Now, I simply sit through crew meetings wondering why anyone would want to see this play. Can it be worth an entire evening? Even with three changes of scenery? And then suddenly, the deal an audience makes with the actors (where everyone pretends that what's happening is real) strikes me as silly. And a waste of time.
"And I used to think it was so interesting," I say to Raphael. "The way the audience
and
the actors pretend different things for the same reason."
"For the sake of the play," Raphael says. "Is that what you mean?"
"Yes," I say. "That's exactly what I mean."
"It sounds like you still think it's interesting," he says.
"I guess," I say. "I just don't want to build these sets."
"
The Children's Hour
is about more than a false accusation, right?" Raphael asks. "Isn't there a suicide at the end?"
"Offstage," I say. "At the very end. The teacher who believes the lie the most.
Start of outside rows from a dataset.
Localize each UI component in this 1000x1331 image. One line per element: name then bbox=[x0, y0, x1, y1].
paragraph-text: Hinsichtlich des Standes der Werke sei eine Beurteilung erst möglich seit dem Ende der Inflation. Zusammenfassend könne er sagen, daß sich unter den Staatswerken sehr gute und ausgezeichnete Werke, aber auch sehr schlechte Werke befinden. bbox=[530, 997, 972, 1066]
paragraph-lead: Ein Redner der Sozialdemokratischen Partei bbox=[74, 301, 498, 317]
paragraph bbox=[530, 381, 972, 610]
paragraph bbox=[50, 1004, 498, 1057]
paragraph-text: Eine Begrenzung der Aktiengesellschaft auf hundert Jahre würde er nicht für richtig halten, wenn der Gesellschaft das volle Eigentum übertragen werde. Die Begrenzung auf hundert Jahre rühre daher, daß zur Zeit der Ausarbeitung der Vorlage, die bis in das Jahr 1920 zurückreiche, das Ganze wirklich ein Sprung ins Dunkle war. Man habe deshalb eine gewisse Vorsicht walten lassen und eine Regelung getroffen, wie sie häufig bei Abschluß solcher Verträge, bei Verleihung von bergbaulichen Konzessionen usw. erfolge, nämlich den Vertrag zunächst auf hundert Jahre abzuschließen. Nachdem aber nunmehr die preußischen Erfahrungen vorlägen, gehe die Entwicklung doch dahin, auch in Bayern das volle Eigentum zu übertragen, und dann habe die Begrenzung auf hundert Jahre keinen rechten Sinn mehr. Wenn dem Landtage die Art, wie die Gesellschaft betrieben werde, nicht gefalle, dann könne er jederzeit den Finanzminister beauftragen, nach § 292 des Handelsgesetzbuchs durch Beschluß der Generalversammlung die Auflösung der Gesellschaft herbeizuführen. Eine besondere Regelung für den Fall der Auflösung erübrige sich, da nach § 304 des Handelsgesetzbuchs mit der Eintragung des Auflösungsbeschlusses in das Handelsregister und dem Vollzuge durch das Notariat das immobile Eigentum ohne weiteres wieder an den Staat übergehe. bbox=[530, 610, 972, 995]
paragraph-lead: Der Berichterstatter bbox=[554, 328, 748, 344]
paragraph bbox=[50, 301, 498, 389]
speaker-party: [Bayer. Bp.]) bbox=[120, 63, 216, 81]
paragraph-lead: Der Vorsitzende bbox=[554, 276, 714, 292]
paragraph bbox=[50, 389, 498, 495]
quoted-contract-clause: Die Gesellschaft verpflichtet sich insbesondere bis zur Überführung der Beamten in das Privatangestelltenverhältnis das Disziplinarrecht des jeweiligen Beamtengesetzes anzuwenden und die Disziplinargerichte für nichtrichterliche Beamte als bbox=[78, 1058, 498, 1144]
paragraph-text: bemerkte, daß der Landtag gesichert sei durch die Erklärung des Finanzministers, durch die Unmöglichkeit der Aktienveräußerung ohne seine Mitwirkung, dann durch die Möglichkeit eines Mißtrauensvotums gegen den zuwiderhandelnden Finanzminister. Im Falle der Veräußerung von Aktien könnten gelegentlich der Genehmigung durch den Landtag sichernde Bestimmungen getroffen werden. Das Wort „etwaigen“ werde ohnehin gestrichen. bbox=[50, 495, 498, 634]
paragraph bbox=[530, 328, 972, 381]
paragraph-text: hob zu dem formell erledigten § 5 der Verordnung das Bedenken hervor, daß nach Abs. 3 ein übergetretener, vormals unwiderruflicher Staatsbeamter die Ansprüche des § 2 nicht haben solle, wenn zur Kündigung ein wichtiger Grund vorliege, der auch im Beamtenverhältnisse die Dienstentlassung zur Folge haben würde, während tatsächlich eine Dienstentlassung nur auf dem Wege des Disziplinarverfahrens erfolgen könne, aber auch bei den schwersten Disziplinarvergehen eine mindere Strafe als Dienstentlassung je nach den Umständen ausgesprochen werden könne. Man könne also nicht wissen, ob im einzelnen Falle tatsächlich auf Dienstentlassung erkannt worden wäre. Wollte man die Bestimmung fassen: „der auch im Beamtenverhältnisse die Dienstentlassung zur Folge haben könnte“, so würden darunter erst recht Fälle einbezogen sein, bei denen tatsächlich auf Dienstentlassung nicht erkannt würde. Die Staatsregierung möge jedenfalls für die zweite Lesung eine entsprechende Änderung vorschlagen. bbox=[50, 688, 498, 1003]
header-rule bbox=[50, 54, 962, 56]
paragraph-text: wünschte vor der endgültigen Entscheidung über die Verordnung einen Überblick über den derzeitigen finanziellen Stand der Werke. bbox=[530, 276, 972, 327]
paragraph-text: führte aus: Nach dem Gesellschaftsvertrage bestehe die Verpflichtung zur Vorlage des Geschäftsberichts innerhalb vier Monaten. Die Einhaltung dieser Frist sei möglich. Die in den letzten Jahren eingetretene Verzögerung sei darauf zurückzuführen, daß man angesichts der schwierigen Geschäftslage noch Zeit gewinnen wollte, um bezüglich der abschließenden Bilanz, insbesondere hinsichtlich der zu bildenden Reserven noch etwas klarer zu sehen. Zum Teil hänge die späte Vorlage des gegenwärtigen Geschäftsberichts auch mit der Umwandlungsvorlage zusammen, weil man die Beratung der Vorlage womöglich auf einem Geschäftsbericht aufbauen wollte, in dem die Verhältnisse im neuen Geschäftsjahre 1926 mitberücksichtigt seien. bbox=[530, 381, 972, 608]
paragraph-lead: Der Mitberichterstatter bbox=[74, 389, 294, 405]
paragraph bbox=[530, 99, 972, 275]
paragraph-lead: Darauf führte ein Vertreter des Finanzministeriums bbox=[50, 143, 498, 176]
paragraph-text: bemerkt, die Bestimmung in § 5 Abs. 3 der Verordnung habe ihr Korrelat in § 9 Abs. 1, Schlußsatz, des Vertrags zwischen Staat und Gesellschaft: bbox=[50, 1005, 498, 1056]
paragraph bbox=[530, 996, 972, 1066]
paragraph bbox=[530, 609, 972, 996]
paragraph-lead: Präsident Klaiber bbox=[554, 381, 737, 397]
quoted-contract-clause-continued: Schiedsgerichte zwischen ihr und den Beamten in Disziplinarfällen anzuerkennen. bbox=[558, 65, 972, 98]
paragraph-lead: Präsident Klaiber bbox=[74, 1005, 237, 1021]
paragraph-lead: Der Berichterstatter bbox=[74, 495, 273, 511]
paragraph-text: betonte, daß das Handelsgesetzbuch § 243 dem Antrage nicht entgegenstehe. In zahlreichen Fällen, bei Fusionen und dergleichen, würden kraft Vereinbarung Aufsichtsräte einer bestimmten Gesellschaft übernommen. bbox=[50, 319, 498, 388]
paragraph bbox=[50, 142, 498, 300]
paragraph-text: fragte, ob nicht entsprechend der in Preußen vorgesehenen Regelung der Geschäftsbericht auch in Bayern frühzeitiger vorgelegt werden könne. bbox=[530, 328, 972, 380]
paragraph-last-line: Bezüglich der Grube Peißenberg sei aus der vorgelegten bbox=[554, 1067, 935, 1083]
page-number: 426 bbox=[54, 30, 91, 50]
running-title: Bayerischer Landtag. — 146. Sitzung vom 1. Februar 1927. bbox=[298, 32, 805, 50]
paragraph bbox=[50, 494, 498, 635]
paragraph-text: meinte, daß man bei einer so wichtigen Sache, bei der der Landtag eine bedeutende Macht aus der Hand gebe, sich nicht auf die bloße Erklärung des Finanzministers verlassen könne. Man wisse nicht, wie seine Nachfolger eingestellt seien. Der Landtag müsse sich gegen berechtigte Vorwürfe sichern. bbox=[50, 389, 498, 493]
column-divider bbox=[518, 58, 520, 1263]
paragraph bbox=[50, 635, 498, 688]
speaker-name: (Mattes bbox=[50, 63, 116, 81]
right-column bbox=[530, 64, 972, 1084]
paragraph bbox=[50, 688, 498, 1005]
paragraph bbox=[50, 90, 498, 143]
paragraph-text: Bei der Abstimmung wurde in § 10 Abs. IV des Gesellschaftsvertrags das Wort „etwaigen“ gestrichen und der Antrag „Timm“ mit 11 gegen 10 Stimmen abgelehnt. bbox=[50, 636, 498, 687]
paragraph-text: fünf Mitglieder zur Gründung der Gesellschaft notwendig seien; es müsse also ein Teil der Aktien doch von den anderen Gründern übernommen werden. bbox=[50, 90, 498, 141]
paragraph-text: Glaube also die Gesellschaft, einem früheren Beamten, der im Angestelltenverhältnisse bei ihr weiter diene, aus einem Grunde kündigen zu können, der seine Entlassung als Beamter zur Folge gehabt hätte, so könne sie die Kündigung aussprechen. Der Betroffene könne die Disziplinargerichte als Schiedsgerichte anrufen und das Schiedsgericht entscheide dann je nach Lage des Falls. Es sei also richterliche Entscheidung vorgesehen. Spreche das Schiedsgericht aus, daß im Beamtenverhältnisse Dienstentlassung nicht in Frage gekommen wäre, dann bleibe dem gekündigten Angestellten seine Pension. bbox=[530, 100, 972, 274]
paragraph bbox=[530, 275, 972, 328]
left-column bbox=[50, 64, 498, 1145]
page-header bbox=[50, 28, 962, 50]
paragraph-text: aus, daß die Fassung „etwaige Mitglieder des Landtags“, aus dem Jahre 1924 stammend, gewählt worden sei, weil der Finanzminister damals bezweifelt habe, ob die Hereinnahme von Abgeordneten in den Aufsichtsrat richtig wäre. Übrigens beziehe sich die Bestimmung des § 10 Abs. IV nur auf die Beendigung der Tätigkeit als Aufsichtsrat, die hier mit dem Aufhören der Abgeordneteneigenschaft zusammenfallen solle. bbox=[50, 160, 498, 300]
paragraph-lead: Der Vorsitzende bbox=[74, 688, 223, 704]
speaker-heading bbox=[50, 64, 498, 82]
She blows her brains out."
"That's what I thought," Raphael says. "Pass me that, will you?"
We are making salad and I hand him the bowl of cucumber slices, and then—not immediately but after a bit—I put down the knife I am using to chop spinach.
"Oh," I say. "Of course. She kills herself at the end."
"Maybe it's not the right play for you just now," he says.
I watch him make a couple of flower-shaped radishes.
"Maybe not so much," I say.
Raphael is staying with me for a few days. He and Clare have decided that when she's away for work, I go to Brooklyn. When she's away because Gyula's in town, Raphael comes to the apartment and sleeps in the living room.
"She already feels bad about how much disruption you have," Raphael said when he explained who would go where, when, and why.
I suspect that Clare feels guilty about how often she is away. Raphael says that she thinks I've had entirely too many people leave me recently. Since she can't prevent the travel for work, she thinks she shouldn't also leave to be with Gyula. I actually think that's the best reason of all. It seems fitting that Clare and Gyula should meet only in hotels or in what I imagine is his large and elegant Budapest apartment.